Charleston Business Journal > May 16, 2005 > News
State sales tax growth lags behind national average

By Martin Sinderman
Contributing Writer

Reflecting the state’s slower economic growth relative to the rest of the nation, the pace of increases in general sales tax collections in South Carolina is below the national average, according to a recent report.

Meanwhile, the state’s coastal counties and cities continue to lead the state in regards to the performance of this, and other, indicators of economic activity.

State collections of general sales taxes (sales and gross receipts taxes exclusive of those levied on alcoholic beverages, tobacco products, motor fuels and other specialties) grew by 7.5% nationwide to hit the $198 billion mark last year, according to the “2004 Annual Survey of State Government Tax Collections” report by the U.S. Census Bureau.

Revenues generated by South Carolina’s 5% state sales tax grew by 6.7% during 2004 according to the report, ending the year at more than $2.7 billion. By way of comparison, collections of these taxes in neighboring North Carolina grew by 8.7% to hit the $4.3 billion mark; conversely, Georgia collections grew by 3.2% but finished with close to $5 billion during the year.

According to unaudited data from the South Carolina Department of Revenue, general sales tax collections for the state were in the $603 million range at the end of first quarter 2005. With approximately $68 million, Richland led the state’s counties during this time, followed by Charleston (around $60 million) and Horry ($52 million). During 2004, some $266 million in general sales taxes were collected in Richland, followed by around $261 million in Horry and $257 million in Charleston.

Tracking the economy

Typically, general sales tax collections in South Carolina reflect the condition of the state’s economy fairly closely, according to SCDOR spokesman Danny Brazell.

“When people have trouble getting, making or keeping money, they stop buying,” says Brazell. In keeping with this model, sales tax collections “hit a lull after 2001, when the economy was weak nationally, but the numbers have been going up since, reflecting more positive conditions.”

However, those numbers have not been going up like they used to, according to Bill Gillespie, the SCDOR’s chief economist.

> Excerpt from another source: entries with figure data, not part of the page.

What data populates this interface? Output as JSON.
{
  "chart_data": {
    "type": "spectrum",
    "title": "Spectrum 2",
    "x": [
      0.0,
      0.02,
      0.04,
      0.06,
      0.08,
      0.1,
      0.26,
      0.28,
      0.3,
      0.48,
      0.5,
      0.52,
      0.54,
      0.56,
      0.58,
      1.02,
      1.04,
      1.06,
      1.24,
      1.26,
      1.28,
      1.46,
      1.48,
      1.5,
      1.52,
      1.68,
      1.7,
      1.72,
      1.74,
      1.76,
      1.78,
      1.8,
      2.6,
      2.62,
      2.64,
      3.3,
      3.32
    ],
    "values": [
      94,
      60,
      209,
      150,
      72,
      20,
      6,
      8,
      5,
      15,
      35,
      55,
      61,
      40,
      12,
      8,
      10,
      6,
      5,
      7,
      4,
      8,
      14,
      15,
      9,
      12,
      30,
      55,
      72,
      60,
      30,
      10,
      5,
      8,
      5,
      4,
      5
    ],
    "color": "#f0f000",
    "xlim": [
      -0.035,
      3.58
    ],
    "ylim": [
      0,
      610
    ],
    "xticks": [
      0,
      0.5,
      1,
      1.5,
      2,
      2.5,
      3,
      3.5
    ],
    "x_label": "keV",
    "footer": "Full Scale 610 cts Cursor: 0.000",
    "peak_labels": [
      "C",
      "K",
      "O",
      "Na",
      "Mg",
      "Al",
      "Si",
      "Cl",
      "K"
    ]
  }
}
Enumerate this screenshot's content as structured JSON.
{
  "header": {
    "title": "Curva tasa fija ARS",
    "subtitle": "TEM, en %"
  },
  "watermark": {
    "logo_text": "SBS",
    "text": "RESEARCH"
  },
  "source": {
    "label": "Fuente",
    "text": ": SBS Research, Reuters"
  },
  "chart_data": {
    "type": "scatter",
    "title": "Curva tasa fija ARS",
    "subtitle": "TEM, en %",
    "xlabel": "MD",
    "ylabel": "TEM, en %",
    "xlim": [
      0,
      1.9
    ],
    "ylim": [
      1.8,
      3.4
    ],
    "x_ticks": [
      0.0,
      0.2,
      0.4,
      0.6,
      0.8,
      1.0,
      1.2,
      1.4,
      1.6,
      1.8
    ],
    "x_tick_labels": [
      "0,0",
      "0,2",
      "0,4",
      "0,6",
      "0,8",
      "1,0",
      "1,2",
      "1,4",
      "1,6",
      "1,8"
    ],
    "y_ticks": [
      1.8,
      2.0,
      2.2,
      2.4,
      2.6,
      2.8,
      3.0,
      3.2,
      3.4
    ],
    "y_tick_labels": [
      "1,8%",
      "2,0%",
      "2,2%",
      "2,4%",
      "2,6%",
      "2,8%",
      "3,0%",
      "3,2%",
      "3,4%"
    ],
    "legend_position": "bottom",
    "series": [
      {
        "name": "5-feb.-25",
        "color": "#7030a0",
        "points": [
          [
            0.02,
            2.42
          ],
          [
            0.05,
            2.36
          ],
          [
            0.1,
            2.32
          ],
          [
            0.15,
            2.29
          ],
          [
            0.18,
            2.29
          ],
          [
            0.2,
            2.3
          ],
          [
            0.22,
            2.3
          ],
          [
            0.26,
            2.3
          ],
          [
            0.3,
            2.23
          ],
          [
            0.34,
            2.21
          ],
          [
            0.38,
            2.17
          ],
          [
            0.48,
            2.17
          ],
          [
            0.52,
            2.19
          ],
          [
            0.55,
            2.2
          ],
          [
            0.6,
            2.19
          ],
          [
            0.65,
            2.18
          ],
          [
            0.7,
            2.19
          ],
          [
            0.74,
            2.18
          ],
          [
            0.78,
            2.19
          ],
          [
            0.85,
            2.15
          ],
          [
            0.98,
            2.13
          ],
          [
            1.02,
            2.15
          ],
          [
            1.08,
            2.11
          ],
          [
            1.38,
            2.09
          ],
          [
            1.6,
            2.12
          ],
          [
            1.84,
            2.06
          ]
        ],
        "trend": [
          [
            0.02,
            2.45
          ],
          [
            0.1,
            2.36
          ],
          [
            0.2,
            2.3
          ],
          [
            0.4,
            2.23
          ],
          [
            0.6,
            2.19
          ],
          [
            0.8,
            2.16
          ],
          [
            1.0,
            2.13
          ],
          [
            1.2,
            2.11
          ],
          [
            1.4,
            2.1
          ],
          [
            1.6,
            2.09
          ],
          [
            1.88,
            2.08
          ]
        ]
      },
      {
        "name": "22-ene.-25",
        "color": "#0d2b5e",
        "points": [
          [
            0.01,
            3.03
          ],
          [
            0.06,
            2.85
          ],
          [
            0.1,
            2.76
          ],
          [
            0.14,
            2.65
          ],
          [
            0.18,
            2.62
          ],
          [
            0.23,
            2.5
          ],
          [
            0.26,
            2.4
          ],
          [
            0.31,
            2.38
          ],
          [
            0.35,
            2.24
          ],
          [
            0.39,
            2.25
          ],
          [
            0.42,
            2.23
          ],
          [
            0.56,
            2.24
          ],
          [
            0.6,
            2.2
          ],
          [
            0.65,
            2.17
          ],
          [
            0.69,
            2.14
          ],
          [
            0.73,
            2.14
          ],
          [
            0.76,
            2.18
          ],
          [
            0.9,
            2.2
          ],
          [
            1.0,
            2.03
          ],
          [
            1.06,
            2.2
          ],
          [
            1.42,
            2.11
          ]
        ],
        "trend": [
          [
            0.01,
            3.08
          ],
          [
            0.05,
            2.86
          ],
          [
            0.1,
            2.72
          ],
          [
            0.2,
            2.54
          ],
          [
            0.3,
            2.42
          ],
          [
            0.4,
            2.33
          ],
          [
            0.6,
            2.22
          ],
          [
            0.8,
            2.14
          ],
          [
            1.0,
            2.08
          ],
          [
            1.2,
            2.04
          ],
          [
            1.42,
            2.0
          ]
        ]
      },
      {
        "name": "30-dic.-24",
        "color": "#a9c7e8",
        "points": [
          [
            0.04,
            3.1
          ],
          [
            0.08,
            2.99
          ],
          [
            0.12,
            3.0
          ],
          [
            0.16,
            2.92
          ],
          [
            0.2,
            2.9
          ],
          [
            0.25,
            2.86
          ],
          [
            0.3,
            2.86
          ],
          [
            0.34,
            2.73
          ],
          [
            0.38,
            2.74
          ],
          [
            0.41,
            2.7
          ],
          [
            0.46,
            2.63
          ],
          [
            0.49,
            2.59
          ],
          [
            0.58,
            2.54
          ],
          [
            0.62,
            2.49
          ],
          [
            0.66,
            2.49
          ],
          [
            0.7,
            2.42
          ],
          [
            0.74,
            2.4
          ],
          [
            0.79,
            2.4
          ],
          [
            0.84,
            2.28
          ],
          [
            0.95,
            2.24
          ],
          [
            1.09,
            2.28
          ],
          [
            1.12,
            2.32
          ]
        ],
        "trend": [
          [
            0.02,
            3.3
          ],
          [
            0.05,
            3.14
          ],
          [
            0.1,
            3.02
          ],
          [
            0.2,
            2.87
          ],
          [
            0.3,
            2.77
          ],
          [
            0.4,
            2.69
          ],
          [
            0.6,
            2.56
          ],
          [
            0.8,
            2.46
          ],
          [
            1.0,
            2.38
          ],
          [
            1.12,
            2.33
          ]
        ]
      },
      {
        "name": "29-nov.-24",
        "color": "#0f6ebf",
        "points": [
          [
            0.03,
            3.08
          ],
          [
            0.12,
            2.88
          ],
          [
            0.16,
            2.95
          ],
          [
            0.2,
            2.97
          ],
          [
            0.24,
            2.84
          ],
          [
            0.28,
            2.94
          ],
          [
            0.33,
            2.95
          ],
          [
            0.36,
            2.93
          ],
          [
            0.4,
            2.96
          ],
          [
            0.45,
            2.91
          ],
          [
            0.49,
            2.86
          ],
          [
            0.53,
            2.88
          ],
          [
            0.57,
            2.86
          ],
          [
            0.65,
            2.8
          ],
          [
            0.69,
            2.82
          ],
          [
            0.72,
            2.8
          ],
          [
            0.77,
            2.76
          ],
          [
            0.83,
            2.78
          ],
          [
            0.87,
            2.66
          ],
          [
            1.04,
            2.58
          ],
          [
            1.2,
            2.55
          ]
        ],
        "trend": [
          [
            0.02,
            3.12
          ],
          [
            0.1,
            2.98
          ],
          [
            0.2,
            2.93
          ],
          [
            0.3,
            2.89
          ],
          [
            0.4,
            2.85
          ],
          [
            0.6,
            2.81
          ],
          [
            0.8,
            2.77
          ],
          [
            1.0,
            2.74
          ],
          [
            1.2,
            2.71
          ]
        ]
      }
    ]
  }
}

“Apart from recessions, we used to see growth [in collections] in the 6-, 7- or 8-percent range, but we haven’t seen that kind of growth since 1999,” Gillespie says.

There are a number of factors behind today’s slower rates of growth, including increased levels of Internet and catalogue sales by retailers that don’t collect the state’s sales tax, “and the fact that our economy is just not as strong in South Carolina,” he says.

The Internet component of the equation is growing, according to Al Parish, professor of economics and director of the Center for Economic Forecasting at Charleston Southern University.

“While overall sales are rising nationally at 6 percent, Internet sales are rising 36 percent. And while they only make up about 8 percent of total sales, with such a rapid growth rate, the proportion will rise,” says Parish. And “many Internet sales are not taxed by the merchant, leaving the purchaser to pay the sales tax, which means much of it is never paid.”

When it comes to being an indicator of the state economy, “sales tax revenue is only one indicator,” says Parish. “Better ones are employment, housing and business development.”

“The South Carolina economy is growing more slowly than the nation’s as a whole, since our economy is more dependent upon manufacturing,” Parish says.

The manufacturing sector has not recovered as rapidly as others, especially with regard to employment and particularly in the Upstate in the Greenville/Spartanburg/Anderson region, according to Parish. When it comes to the tri-county area, “the Charleston region is booming with tourism, employment, home sales, home permits and retail sales all hitting new records,” he says. “Population growth is the main factor.”